The ITT population will comprise all randomized patients who receive ultrasound-guided ESPB procedures and complete the surgery with the primary outcome measurement available. These subjects will be analyzed according to the groups to which they are randomized, regardless of whether the surgical procedure is converted to an open thoracotomy or any other surgical procedure implemented within 3 months postoperatively. Subjects who are given non-protocol pain medication postoperatively will also be included in the ITT analysis. Subjects whose consent is withdrawn will have their data retained until the time of withdrawal. The PP population will comprise those patients who complete the study based on the original protocol. Subjects with modifications of the original surgical approach to open thoracotomy or who undergo any other surgical procedures within 3 months after surgery are specifically excluded from this analysis. Data from subjects whose consent is withdrawn will be used until the time of withdrawal of consent.

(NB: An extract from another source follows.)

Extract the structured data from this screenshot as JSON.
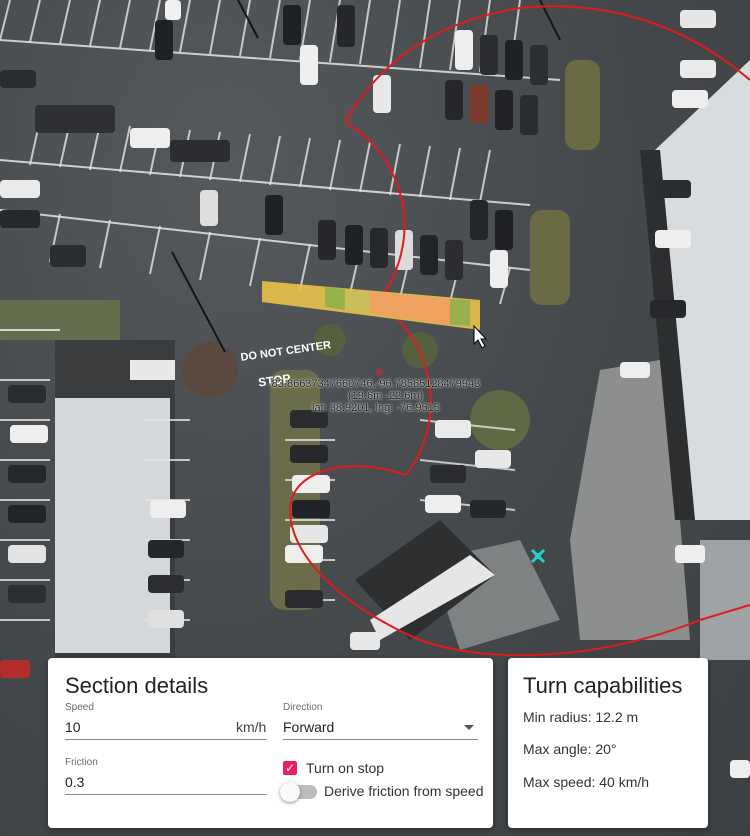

Demographic information and baseline characteristics will be described using descriptive statistics only, with no between-group comparisons. Continuous data will be displayed as means and standard deviations or medians and interquartile ranges, depending on data distribution. Categorical data will be summarized as counts and percentages. Between-group differences of continuous data will be analyzed using the independent t-test or Mann–Whitney rank sum test as appropriate, while categorical data will be analyzed using the Chi-squared test or Fisher’s exact test as appropriate. To analyze the treatment effect, odds ratios are calculated for binary data and mean differences for continuous data, each together with their 95% confidence intervals. For the primary outcomes, the between-group difference of AUC NRS-R_0-72 is regarded as significant at the two-side p-value of 0.05. For the secondary and tertiary outcomes, multiple comparisons are adjusted for the significance level of probability values by computing the false discovery rate using the Benjamini-Hochberg method. To further understand the cumulative effect of study interventions on postsurgical pain, post-hoc analysis is conducted, including AUC NRS-R_0-24, AUC NRS-R_24-48, AUC NRS-R_48-72, AUC NRS-A_0-24, AUC NRS-A_24-48, and AUC NRS-A_48-72, the cumulative amount of opioid rescue analgesics during 0–24, 24–48, and 48––72 h, and the proportion of subjects who are pain-free (NRS-R score of 0 or 1) at 1, 6, 24, 48, and 72 h. To address the missing NRS pain intensity scores during the postoperative 0–72 h, interpolation is performed using one of the following methods: (1) by last observation carried forward (LOCF) imputation method if missing data are located after the last non-missing score, (2) by linear interpolation if more than one missing data occur and are located between two non-missing scores (25). All data will be analyzed using the SAS software (version 9.4, SAS Institute Inc) by an independent statistician.

Discussion

This multicenter, randomized, double-blind, parallel-controlled trial will include 272 subjects who will undergo elective video-assisted thoracoscopic lung surgery. We will determine the effect of LB versus bupivacaine HCl for preoperative ultrasound-guided ESPB on AUC NRS-R_0-72, the amount of opioid rescue analgesics after surgery, time to the first rescue analgesia, AUC NRS-A_0-72, NRS scores at rest and on activity at different time points during the 0–72 h postoperative period, and NRS scores on activity on postsurgical day 14 and postsurgical 3 months. Our primary hypothesis is that the use of LB for ultrasound-guided ESPB preemptive analgesia provides a lower area under the curve of pain scores at rest 0–72 h postoperatively compared to bupivacaine HCl. Moreover, we will explore the adverse events associated with the application of LB for ultrasound-guided ESPB. The administration of this trial and the presentation of results will follow the Consolidated Standards of Reporting Trials guidelines.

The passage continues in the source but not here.